I guess he did that because he had nothing to gain from me or his father anymore. He only gave his attention to those who mattered to him, his new playthings…
Before the spath I was sure that I would never fall for a man who would treat me bad. Every other relationship that I had they all treated me with love and respect, I wouldn’t let anyone to treat me with disrespect or abuse me in any way. I still can’t understand what happened to me… Why did I let someone to treat me that way, why did I not left from the very first months of abuse…
It was like I was desperately trying to prove to myself that I deserved to be loved, that I was good enough for him to love me.
It hurts so much to realize that I was nothing but an object for him to use… I wake up with this thought everyday. His words, his grinding face every time he hurt me, the women he flirted, everything goes around on my head again and again…
It hurts to realize that the problem lies in myself and it scares me too.
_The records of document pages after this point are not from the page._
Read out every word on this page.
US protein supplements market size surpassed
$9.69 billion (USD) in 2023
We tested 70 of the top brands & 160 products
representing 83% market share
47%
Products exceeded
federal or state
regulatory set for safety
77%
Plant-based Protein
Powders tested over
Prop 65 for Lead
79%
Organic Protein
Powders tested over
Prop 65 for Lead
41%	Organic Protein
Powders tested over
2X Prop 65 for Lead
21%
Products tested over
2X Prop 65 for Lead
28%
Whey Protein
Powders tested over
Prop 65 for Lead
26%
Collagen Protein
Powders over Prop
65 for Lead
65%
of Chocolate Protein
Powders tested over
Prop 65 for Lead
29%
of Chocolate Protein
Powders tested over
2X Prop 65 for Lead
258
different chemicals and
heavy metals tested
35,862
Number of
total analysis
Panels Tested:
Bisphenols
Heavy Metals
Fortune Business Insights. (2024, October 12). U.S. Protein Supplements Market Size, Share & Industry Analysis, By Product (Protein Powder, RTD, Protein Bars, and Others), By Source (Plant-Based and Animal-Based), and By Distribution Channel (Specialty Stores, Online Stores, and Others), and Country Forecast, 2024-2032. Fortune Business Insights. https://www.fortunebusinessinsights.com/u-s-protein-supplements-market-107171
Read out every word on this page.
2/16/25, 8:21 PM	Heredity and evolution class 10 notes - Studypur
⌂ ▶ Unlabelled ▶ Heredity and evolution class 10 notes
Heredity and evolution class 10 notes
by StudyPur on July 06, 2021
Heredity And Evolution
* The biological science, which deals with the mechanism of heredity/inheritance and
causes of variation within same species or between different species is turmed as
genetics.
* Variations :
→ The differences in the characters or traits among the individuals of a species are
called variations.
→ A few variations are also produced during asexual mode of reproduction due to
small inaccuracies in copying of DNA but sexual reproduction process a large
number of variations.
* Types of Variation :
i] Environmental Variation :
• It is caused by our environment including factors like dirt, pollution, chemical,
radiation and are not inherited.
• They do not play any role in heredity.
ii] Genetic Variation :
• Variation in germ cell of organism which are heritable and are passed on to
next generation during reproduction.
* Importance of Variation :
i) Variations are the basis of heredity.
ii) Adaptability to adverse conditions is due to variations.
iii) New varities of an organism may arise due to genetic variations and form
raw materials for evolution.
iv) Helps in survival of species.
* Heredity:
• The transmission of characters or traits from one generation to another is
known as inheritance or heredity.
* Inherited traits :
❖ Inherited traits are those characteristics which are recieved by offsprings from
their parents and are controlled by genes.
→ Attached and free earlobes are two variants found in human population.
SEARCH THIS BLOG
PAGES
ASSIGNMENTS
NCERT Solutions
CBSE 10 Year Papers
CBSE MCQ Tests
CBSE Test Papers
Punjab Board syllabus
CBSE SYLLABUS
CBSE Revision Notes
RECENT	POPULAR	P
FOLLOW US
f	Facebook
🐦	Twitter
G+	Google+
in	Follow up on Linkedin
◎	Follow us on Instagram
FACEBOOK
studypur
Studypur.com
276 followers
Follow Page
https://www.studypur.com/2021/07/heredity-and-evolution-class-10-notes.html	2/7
I know that if I was strong enough emotionally all that wouldn’t happen. I gave the permission to a spath to come into my life and destroy it. By showing him love I gave him the permission to think that I am stupid, naive, crazy, weak etc.
I feel embarrassed but I can’t do anything to change that now. All I can do is to try to heal my heart and not allow anyone to damage me again in the future.
kim
Hi, Thanks. Yes a bad situation for any 4 year old.
For me the key is it wasn’t about the 4 year old. It was about selfish emotionally stunted people that could only think of me..me..me.
All any of us can do is either let the circumstances define us or we can define the circumstances.
As a kid I: did nothing wrong, wasn’t responsible for what the adults did or didn’t do, wasn’t responsible for their up bring and failure to deal with their own issues. And that their actions did not and do not define me. It’s like waking up in a train wreck all we can do is deal with it at the time as best we can. See the event in a way that we can move on and live our lives.
Wisdom – not sure about that. But it has given me a different perspective on things.
Had a Wonderful Christmas. Hope you had the same.
Louise
Thanks for the HUGS. Can always use those. Bad luck? It made me realize that it was up to me if I was going to be able to move on or stay like them.
HUGS
skylar
Thanks. Wouldn’t wish it on any kid. Sad thing is there are a lot of kids that go through a whole lot worse then I did.
Many people can’t deal with it cause it messes with the order of their world. They need everything in its little box so they feel safe. And for many it brings up their own issues.
It has been interesting to watch the reaction of others over the years that hear it for the first time. From crying uncontrollable to just walking away.
Have a Wonderful Day.
spoon
spoon:
Absolutely. You were only a child and nothing your parents did was about you or what you did. You were innocent. It WAS all about them and their issues. It’s so easy for me to see this now that I am an adult (and an old one I might add!). I wish all children could see this.
Spoon, thanks for sharing your story. I too assumed you were a woman (most of us here are) Thanks for being here, we NEED more men here. There is a wide variety of folks here…and from all over the world, but unfortunately I think, probably 99+ % female.
I’m actually speechless at the horror of your early life…I can’t think of much more traumatic for a child to experience…or the difficulties you must have had in finding a therapist that “got it” about PTSD.
Many of us here have the symptoms of PTSD in one form or another, to one degree or another. Overcoming the worst of those symptoms is sometimes a great challenge and I am finding that I am NOT ever going to be “the same” Oxy I was before the aircraft crash and the attack on me by my son and the Trojan Horse he sent to kill me….it is all additive as well…but while I may never be “the same” that doesn’t mean I won’t be OK, just different.
Finding the “formula” that works for each of us, at different stages in the healing, is sometimes very difficult and that is why I think the *diversity* here at LF is SO good.
Thanks for sharing your backstory and glad you are here!